Effect on equilibrium, addition of inert gas

[Titan97]

If inert gases are added at constant volume to an equilibrium mixture, the total pressure increases. But the mole fraction of the gaseous reactants or products decrease.
Partial pressure $p=x\cdot P$ where P is total pressure and $x$ is mole fraction.
How can you say that $p$ remains constant?
(I read that the equilibrium is not affected since partial pressure of the participants of equilibrium remains constant)

 

[Borek]

Assume initial pressure of a gas to be p₀. Assume 1 mole of the gas to make calculations easier. Assume volume V. Assume you have added n moles of an inert gas. What is the new total pressure? What is the mole fraction of the original gas? What is its partial pressure? Don't guess - calculate!

 

[Chestermiller]

The mole fractions decrease by the same factor that the total pressure increases, so that the partial pressures remain the same. True or false: each gas in an ideal gas mixture exhibits PVT behavior as if the other gases are not present.

Chet

 

[Titan97]

Initial mole fraction = $\frac{1}{N}$
Initial total pressure = $P_0$
$P_0=\frac{NRT}{V}$
$p=x.P_0=RT/V$
Let n moles of argon be added.
New mole fraction = $\frac{1}{n+N}$
New total pressure = $\frac{(n+N)RT}{V}$
$p'=\frac{RT}{V}$
Hence there is no change in partial pressure.

 

[Titan97]

@Chestermiller Let the volume occupied by one gas be $v$. Won't $v$ change if more gases are added? Since adding more gases means lesser volume that can be occupied.

 

[Borek]

How can you say that pp remains constant?

Hence there is no change in partial pressure.

I assume you have just answered your own question

 

[Chestermiller]

@Chestermiller Let the volume occupied by one gas be $v$. Won't $v$ change if more gases are added? Since adding more gases means lesser volume that can be occupied.
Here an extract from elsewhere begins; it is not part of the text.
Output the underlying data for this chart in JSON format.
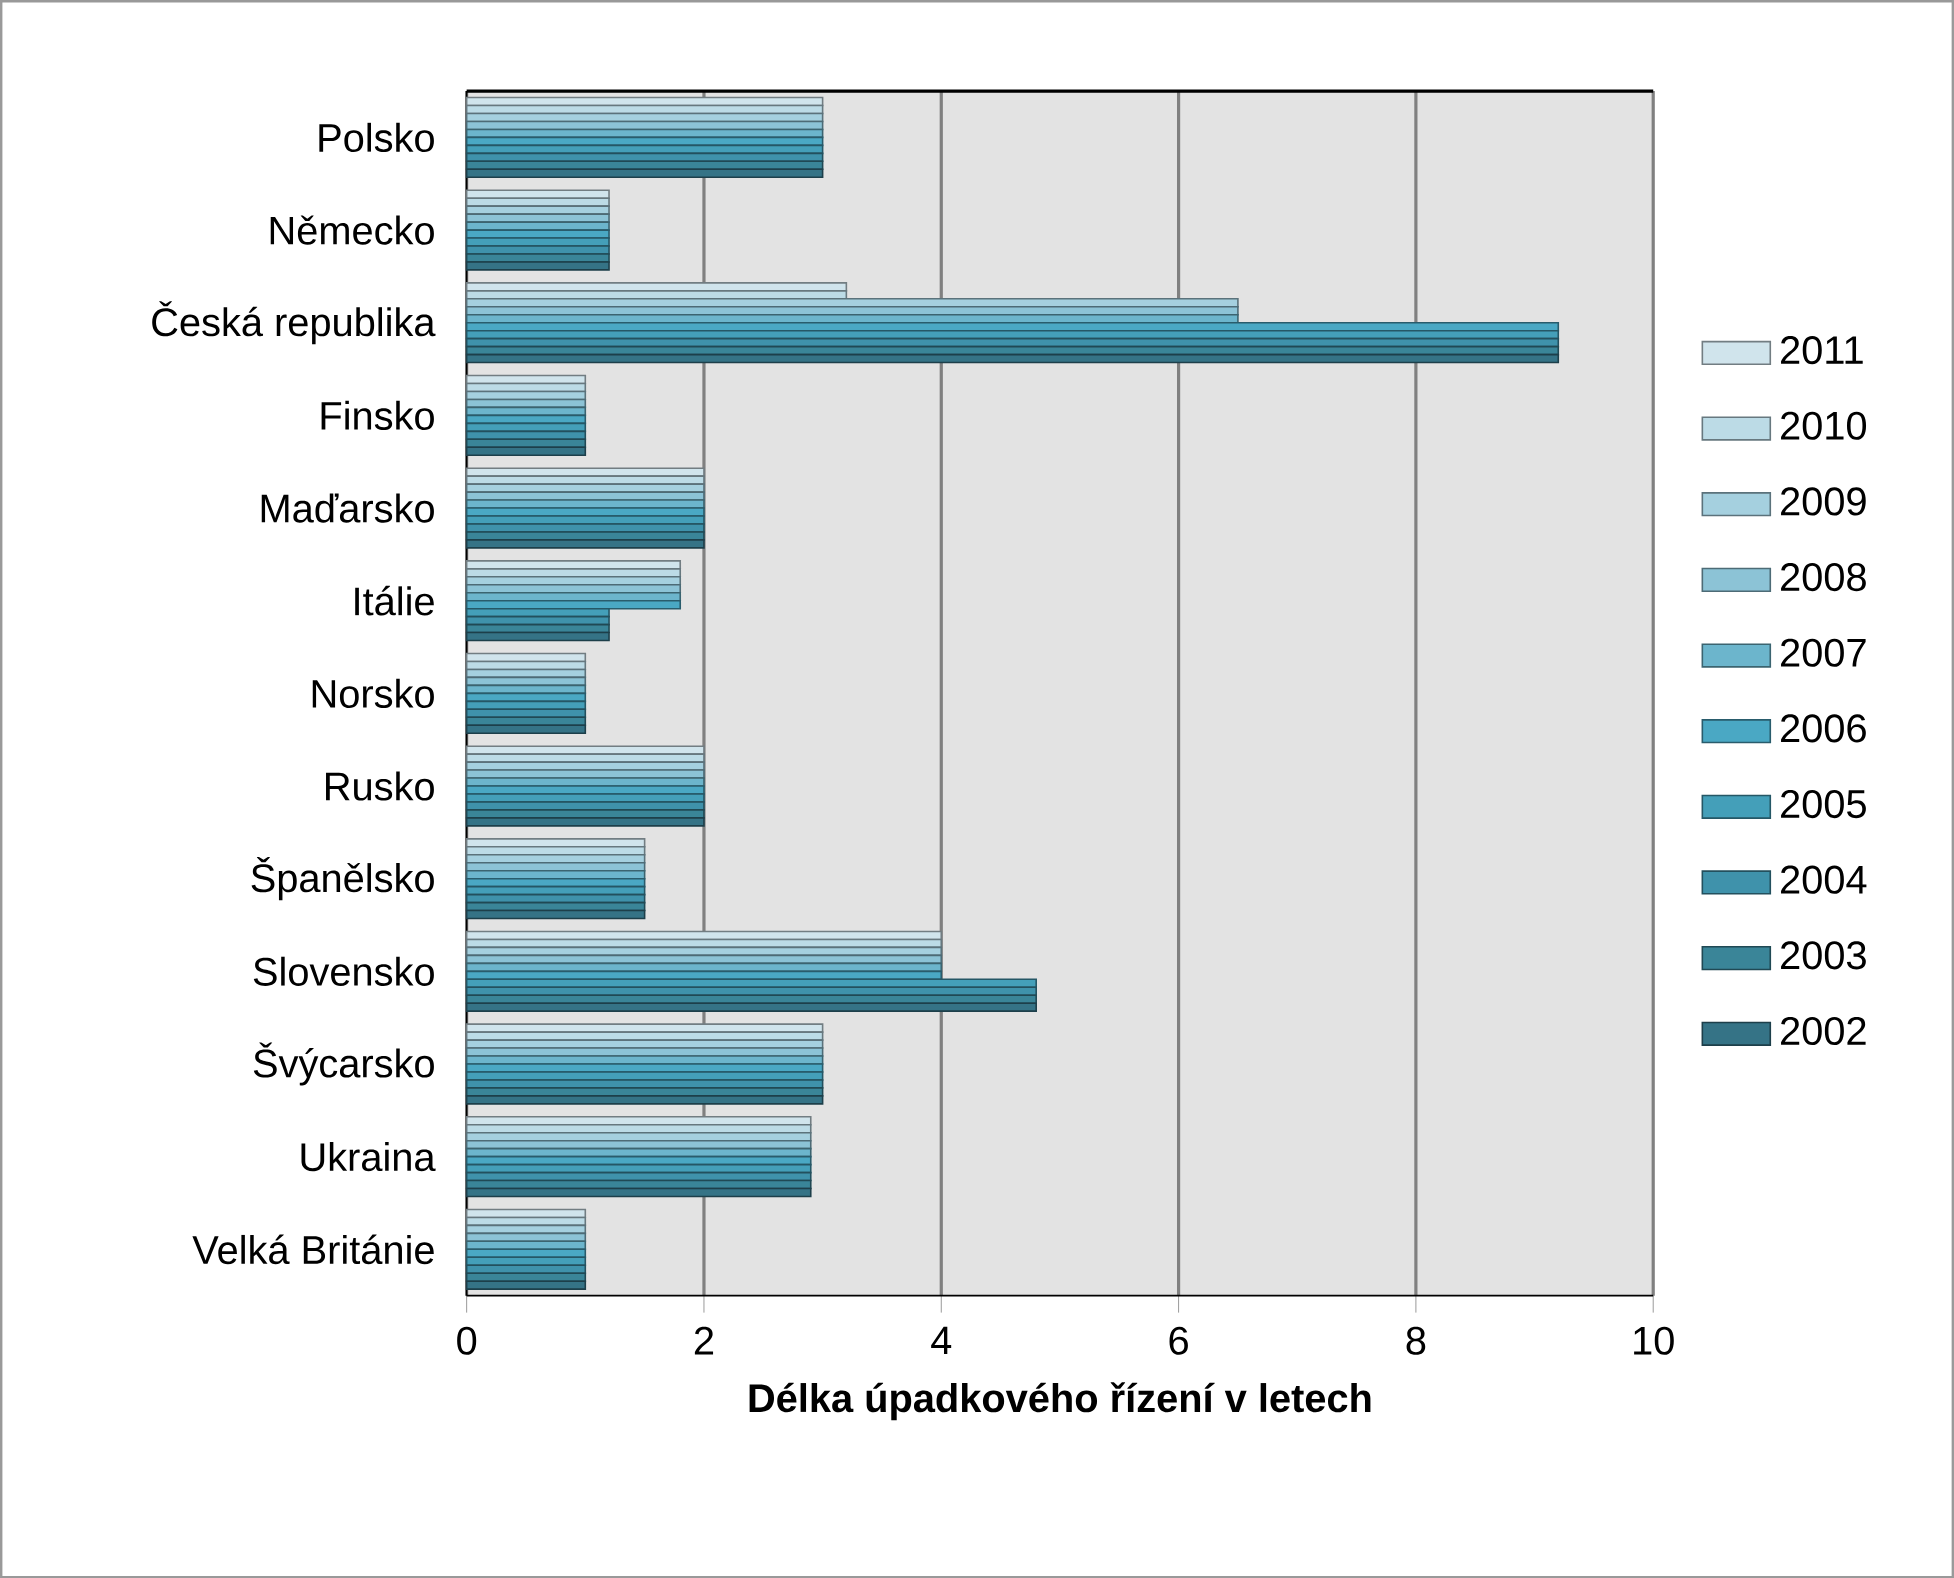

The molecules of each gas occupy the entire volume. The partial pressures of the various gases add up to the total pressure.

 

[Titan97]

What if noble gases are added under constant pressure?
Let the equation be A(g)↔B(g)+C(g) (let ↔ be reversibility sign)
In this case, mole fraction decreases while total pressure remains constant. Volume is also constant.
Let moles of A be $n_1$,
moles of B=$n_2$
and moles of C=$n_3$.
Let moles of argon be $a$ and total number of moles before addition of argon be $n$.
Initially, $K=\frac{n_2.n_3}{n_1(n)}P$
After addition of argon, $K'=\frac{n_2.n_3}{n(n+a)}P$
(Pressure remains constant).
Hence K decreases which means products are favoured.
Is this correct?

 

[Borek]

(Pressure remains constant).

If you add argon, pressure doesn't stay constant.

 

[Titan97]

The vessel is maintained at constant pressure.

 

[Borek]

Then you are just diluting reacting gases, lowering their partial pressures - and that's a completely different case than the one you started with (you have mentioned constant volume in the very first post).

 

[Titan97]

Yes. I was just thinking about a new situation. But in post 8, I found that K changed. But K can only change if temperature changes.

 

[Borek]

in post 8, I found that K changed

No, you found that Q (reaction quotient) has changed, not K. After you change volume, equilibrium will shift till Q=K.

 

[Titan97]

That solves all my doubts on Le Chatelier's principles.